Thursday, August 24, 2006


Ordinary Men

One of the methods of mainstream media whitewash of racist vigilantes like the Minutemen is to portray these bigots as normal, middle class, concerned citizens—what author Christopher Browning in his book by the same title called ordinary men. What NPR Morning Edition host Jennifer Ludden failed to note in her program this morning, however, is that this cross section of American society involved in Minuteman workshops on citizenship and the constitution had also murdered some two dozen poor Mestizos for the crime of crossing the border to work for less than minimum wage.

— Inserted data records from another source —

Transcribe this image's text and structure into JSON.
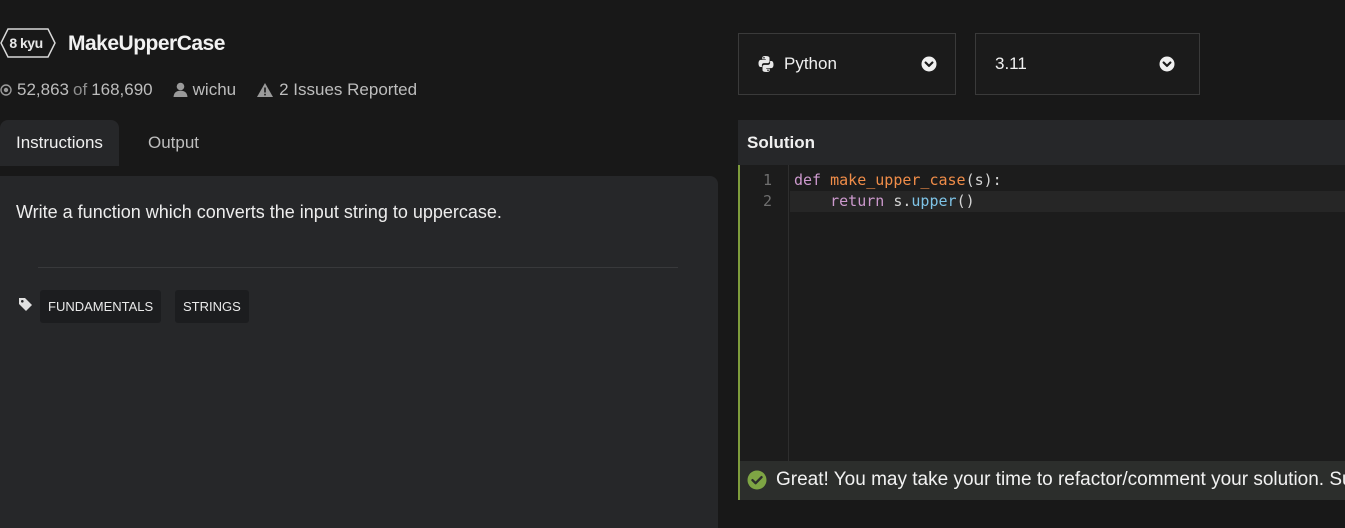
{
  "kata": {
    "rank": "8 kyu",
    "title": "MakeUpperCase",
    "completed": "52,863",
    "of_label": "of",
    "total": "168,690",
    "author": "wichu",
    "issues": "2 Issues Reported"
  },
  "tabs": [
    {
      "label": "Instructions",
      "active": true
    },
    {
      "label": "Output",
      "active": false
    }
  ],
  "description": "Write a function which converts the input string to uppercase.",
  "tags": [
    "FUNDAMENTALS",
    "STRINGS"
  ],
  "language_select": {
    "value": "Python",
    "icon": "python-icon"
  },
  "version_select": {
    "value": "3.11"
  },
  "solution": {
    "title": "Solution",
    "line_numbers": [
      "1",
      "2"
    ],
    "line1": {
      "kw": "def",
      "fn": "make_upper_case",
      "rest": "(s):"
    },
    "line2": {
      "kw": "return",
      "obj": "s.",
      "method": "upper",
      "rest": "()"
    }
  },
  "result_message": "Great! You may take your time to refactor/comment your solution. Sub",
  "colors": {
    "accent_green": "#7e9c3c",
    "background": "#181818",
    "panel": "#262729"
  }
}
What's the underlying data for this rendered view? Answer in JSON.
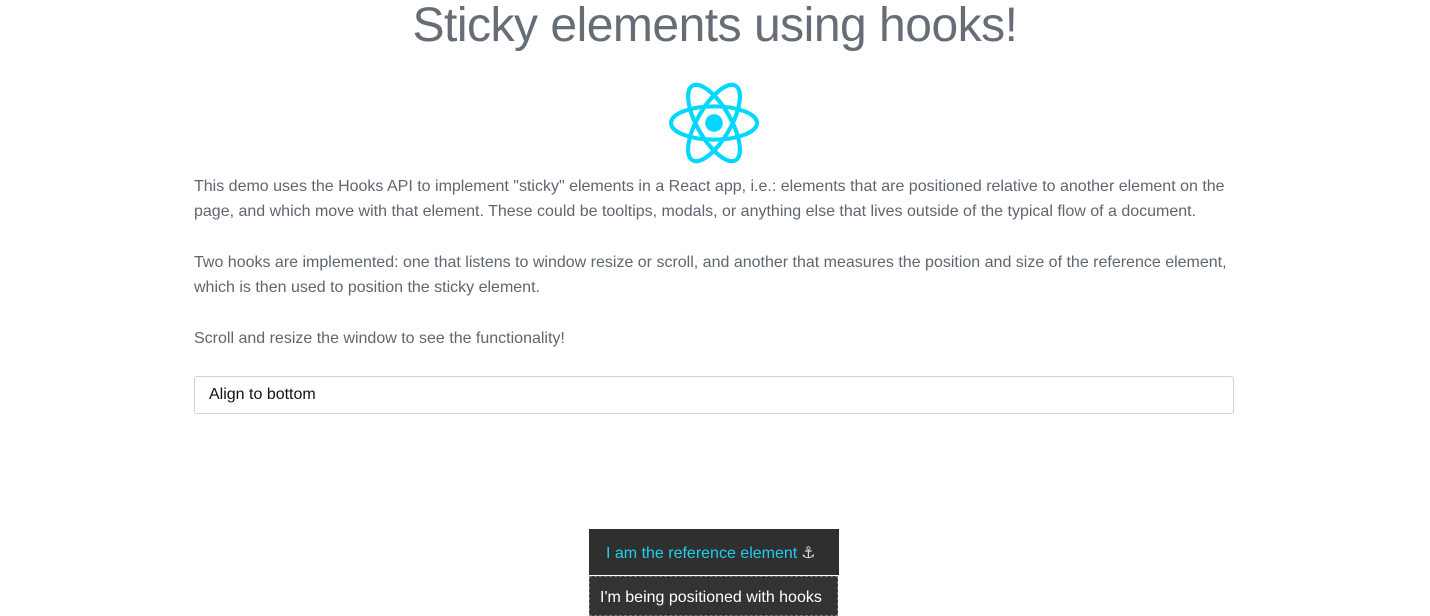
{
  "header": {
    "title": "Sticky elements using hooks!"
  },
  "logo": {
    "icon": "react-logo-icon",
    "color": "#00d8ff"
  },
  "intro": {
    "paragraphs": [
      "This demo uses the Hooks API to implement \"sticky\" elements in a React app, i.e.: elements that are positioned relative to another element on the page, and which move with that element. These could be tooltips, modals, or anything else that lives outside of the typical flow of a document.",
      "Two hooks are implemented: one that listens to window resize or scroll, and another that measures the position and size of the reference element, which is then used to position the sticky element.",
      "Scroll and resize the window to see the functionality!"
    ]
  },
  "alignment_select": {
    "selected": "Align to bottom"
  },
  "reference_element": {
    "label": "I am the reference element",
    "icon": "anchor-icon",
    "icon_glyph": "⚓",
    "label_color": "#1ccff0",
    "background": "#2f2f2f"
  },
  "sticky_element": {
    "label": "I'm being positioned with hooks"
  }
}
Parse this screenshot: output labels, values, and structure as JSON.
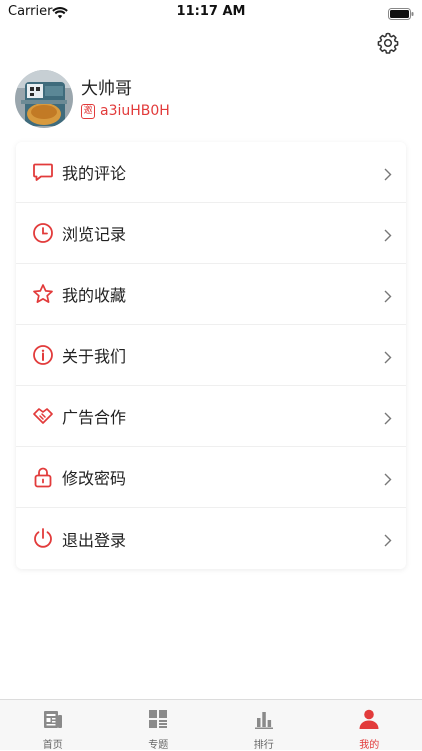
{
  "status_bar": {
    "carrier": "Carrier",
    "time": "11:17 AM"
  },
  "profile": {
    "username": "大帅哥",
    "id_badge": "邀",
    "invite_code": "a3iuHB0H"
  },
  "menu": {
    "items": [
      {
        "label": "我的评论",
        "icon": "comment-icon"
      },
      {
        "label": "浏览记录",
        "icon": "clock-icon"
      },
      {
        "label": "我的收藏",
        "icon": "star-icon"
      },
      {
        "label": "关于我们",
        "icon": "info-icon"
      },
      {
        "label": "广告合作",
        "icon": "handshake-icon"
      },
      {
        "label": "修改密码",
        "icon": "lock-icon"
      },
      {
        "label": "退出登录",
        "icon": "power-icon"
      }
    ]
  },
  "tabbar": {
    "tabs": [
      {
        "label": "首页",
        "icon": "news-icon"
      },
      {
        "label": "专题",
        "icon": "grid-icon"
      },
      {
        "label": "排行",
        "icon": "bar-chart-icon"
      },
      {
        "label": "我的",
        "icon": "person-icon"
      }
    ],
    "active_index": 3
  },
  "colors": {
    "accent": "#e23b3b",
    "icon_gray": "#8a8a8a",
    "text": "#222222"
  }
}
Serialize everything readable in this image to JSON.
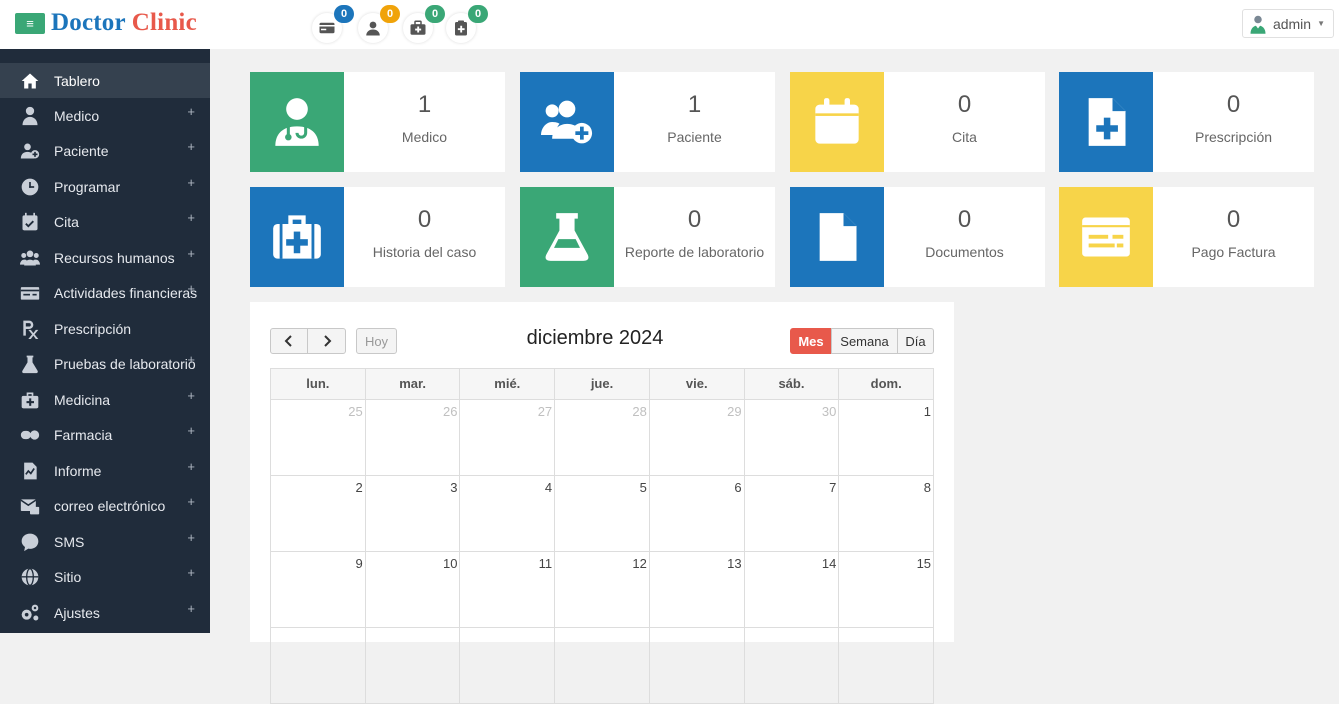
{
  "header": {
    "brand_part1": "Doctor",
    "brand_part2": "Clinic",
    "menu_toggle": "≡",
    "notifications": [
      {
        "name": "payment-notification",
        "count": "0",
        "color": "#1c75bb"
      },
      {
        "name": "patient-notification",
        "count": "0",
        "color": "#f0a30a"
      },
      {
        "name": "medical-kit-notification",
        "count": "0",
        "color": "#3aa776"
      },
      {
        "name": "prescription-notification",
        "count": "0",
        "color": "#3aa776"
      }
    ],
    "user": "admin"
  },
  "sidebar": {
    "items": [
      {
        "label": "Tablero",
        "icon": "home-icon",
        "active": true,
        "expandable": false
      },
      {
        "label": "Medico",
        "icon": "doctor-icon",
        "expandable": true
      },
      {
        "label": "Paciente",
        "icon": "add-user-icon",
        "expandable": true
      },
      {
        "label": "Programar",
        "icon": "clock-icon",
        "expandable": true
      },
      {
        "label": "Cita",
        "icon": "calendar-check-icon",
        "expandable": true
      },
      {
        "label": "Recursos humanos",
        "icon": "users-icon",
        "expandable": true
      },
      {
        "label": "Actividades financieras",
        "icon": "money-icon",
        "expandable": true
      },
      {
        "label": "Prescripción",
        "icon": "prescription-icon",
        "expandable": false
      },
      {
        "label": "Pruebas de laboratorio",
        "icon": "flask-icon",
        "expandable": true
      },
      {
        "label": "Medicina",
        "icon": "medkit-icon",
        "expandable": true
      },
      {
        "label": "Farmacia",
        "icon": "pills-icon",
        "expandable": true
      },
      {
        "label": "Informe",
        "icon": "report-icon",
        "expandable": true
      },
      {
        "label": "correo electrónico",
        "icon": "mail-icon",
        "expandable": true
      },
      {
        "label": "SMS",
        "icon": "sms-icon",
        "expandable": true
      },
      {
        "label": "Sitio",
        "icon": "globe-icon",
        "expandable": true
      },
      {
        "label": "Ajustes",
        "icon": "gears-icon",
        "expandable": true
      }
    ],
    "plus_symbol": "+"
  },
  "stats": [
    {
      "value": "1",
      "label": "Medico",
      "icon": "doctor-icon",
      "color": "#3aa776"
    },
    {
      "value": "1",
      "label": "Paciente",
      "icon": "add-users-icon",
      "color": "#1c75bb"
    },
    {
      "value": "0",
      "label": "Cita",
      "icon": "calendar-icon",
      "color": "#f7d449"
    },
    {
      "value": "0",
      "label": "Prescripción",
      "icon": "file-medical-icon",
      "color": "#1c75bb"
    },
    {
      "value": "0",
      "label": "Historia del caso",
      "icon": "medkit-icon",
      "color": "#1c75bb"
    },
    {
      "value": "0",
      "label": "Reporte de laboratorio",
      "icon": "flask-icon",
      "color": "#3aa776"
    },
    {
      "value": "0",
      "label": "Documentos",
      "icon": "document-icon",
      "color": "#1c75bb"
    },
    {
      "value": "0",
      "label": "Pago Factura",
      "icon": "credit-card-icon",
      "color": "#f7d449"
    }
  ],
  "calendar": {
    "title": "diciembre 2024",
    "prev": "<",
    "next": ">",
    "today": "Hoy",
    "views": [
      {
        "label": "Mes",
        "active": true
      },
      {
        "label": "Semana",
        "active": false
      },
      {
        "label": "Día",
        "active": false
      }
    ],
    "weekdays": [
      "lun.",
      "mar.",
      "mié.",
      "jue.",
      "vie.",
      "sáb.",
      "dom."
    ],
    "weeks": [
      [
        {
          "d": "25",
          "other": true
        },
        {
          "d": "26",
          "other": true
        },
        {
          "d": "27",
          "other": true
        },
        {
          "d": "28",
          "other": true
        },
        {
          "d": "29",
          "other": true
        },
        {
          "d": "30",
          "other": true
        },
        {
          "d": "1",
          "other": false
        }
      ],
      [
        {
          "d": "2",
          "other": false
        },
        {
          "d": "3",
          "other": false
        },
        {
          "d": "4",
          "other": false
        },
        {
          "d": "5",
          "other": false
        },
        {
          "d": "6",
          "other": false
        },
        {
          "d": "7",
          "other": false
        },
        {
          "d": "8",
          "other": false
        }
      ],
      [
        {
          "d": "9",
          "other": false
        },
        {
          "d": "10",
          "other": false
        },
        {
          "d": "11",
          "other": false
        },
        {
          "d": "12",
          "other": false
        },
        {
          "d": "13",
          "other": false
        },
        {
          "d": "14",
          "other": false
        },
        {
          "d": "15",
          "other": false
        }
      ],
      [
        {
          "d": "",
          "other": false
        },
        {
          "d": "",
          "other": false
        },
        {
          "d": "",
          "other": false
        },
        {
          "d": "",
          "other": false
        },
        {
          "d": "",
          "other": false
        },
        {
          "d": "",
          "other": false
        },
        {
          "d": "",
          "other": false
        }
      ]
    ]
  }
}
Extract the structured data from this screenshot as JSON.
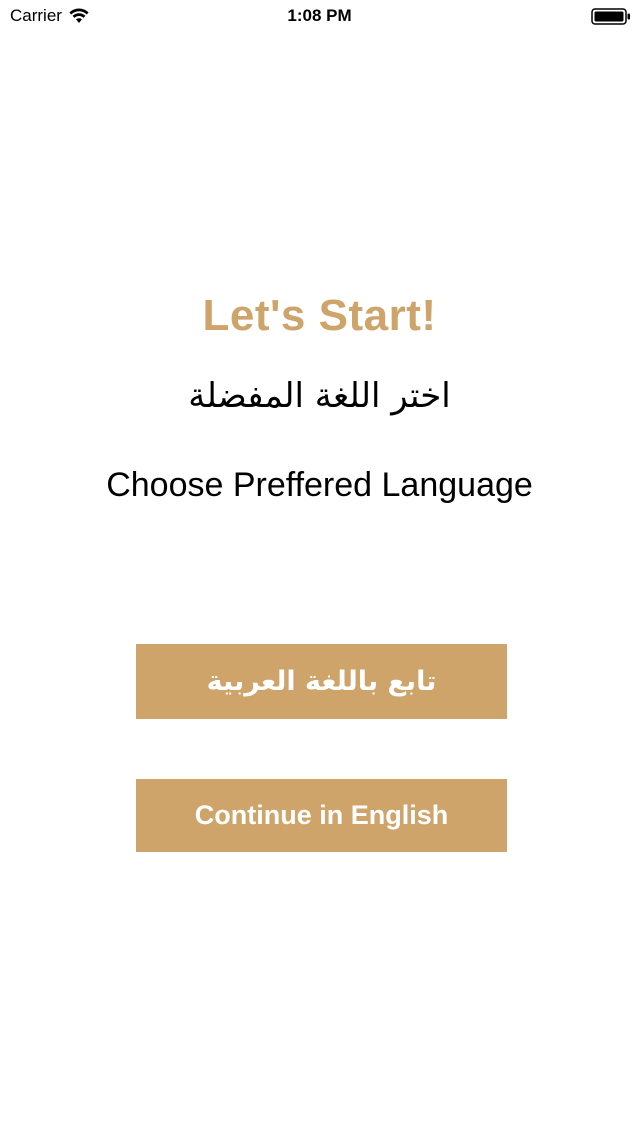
{
  "status_bar": {
    "carrier": "Carrier",
    "time": "1:08 PM",
    "icons": [
      "wifi-icon",
      "battery-icon"
    ]
  },
  "main": {
    "title": "Let's Start!",
    "arabic_prompt": "اختر اللغة المفضلة",
    "english_prompt": "Choose Preffered Language",
    "arabic_button_label": "تابع باللغة العربية",
    "english_button_label": "Continue in English"
  },
  "colors": {
    "accent": "#cfa46b",
    "button_text": "#ffffff",
    "background": "#ffffff"
  }
}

Whitewashing vigilantism in mainstream media is, of course, nothing new in the US. After all, look who owns it. When it isn’t promoting the interests of its underwriters from the petrochemical, military, and nuclear power industry, even NPR now has to kowtow to a fascist Congress for funding—a Republican fascist Congress that has made immigrant scapegoating its number one reelection strategy for 2006. But the white supremacy power structure that controls all US media historically performed the same service for the Klan lynchmobs and the more recent militias as well, that is until they blew up a federal building and daycare center in Oklahoma City.

So it should come as no surprise to find that despite their more genteel manners, NPR has in the run-up to fall Congressional elections chosen to likewise offer its considerable services as a public relations agency to the Minuteman Civil Defense Corps. Nothing personal, just business.

NPR has the boilerplate format of the program down pat: describe the bigots as well-dressed, well-spoken, sincere individuals doing research, monitoring and reporting in cooperation with law enforcement; give the vigilante spokesmen plenty of air time to promote unchallenged bogus claims about cultural vulnerability, national security risks, public health dangers, and budgetary impacts; find a sympathetic sheriff and some national guardsmen to say these Minutemen Militias are OK good old boys; emphasize the socially acceptable advocacy and lobbying of legislatures by this “grassroots” organization; and close the program with the NPR hostess repeating the main Minuteman talking points as though it was a highly scripted and polished PBS commercial.

Come to think of it, that’s exactly what it was.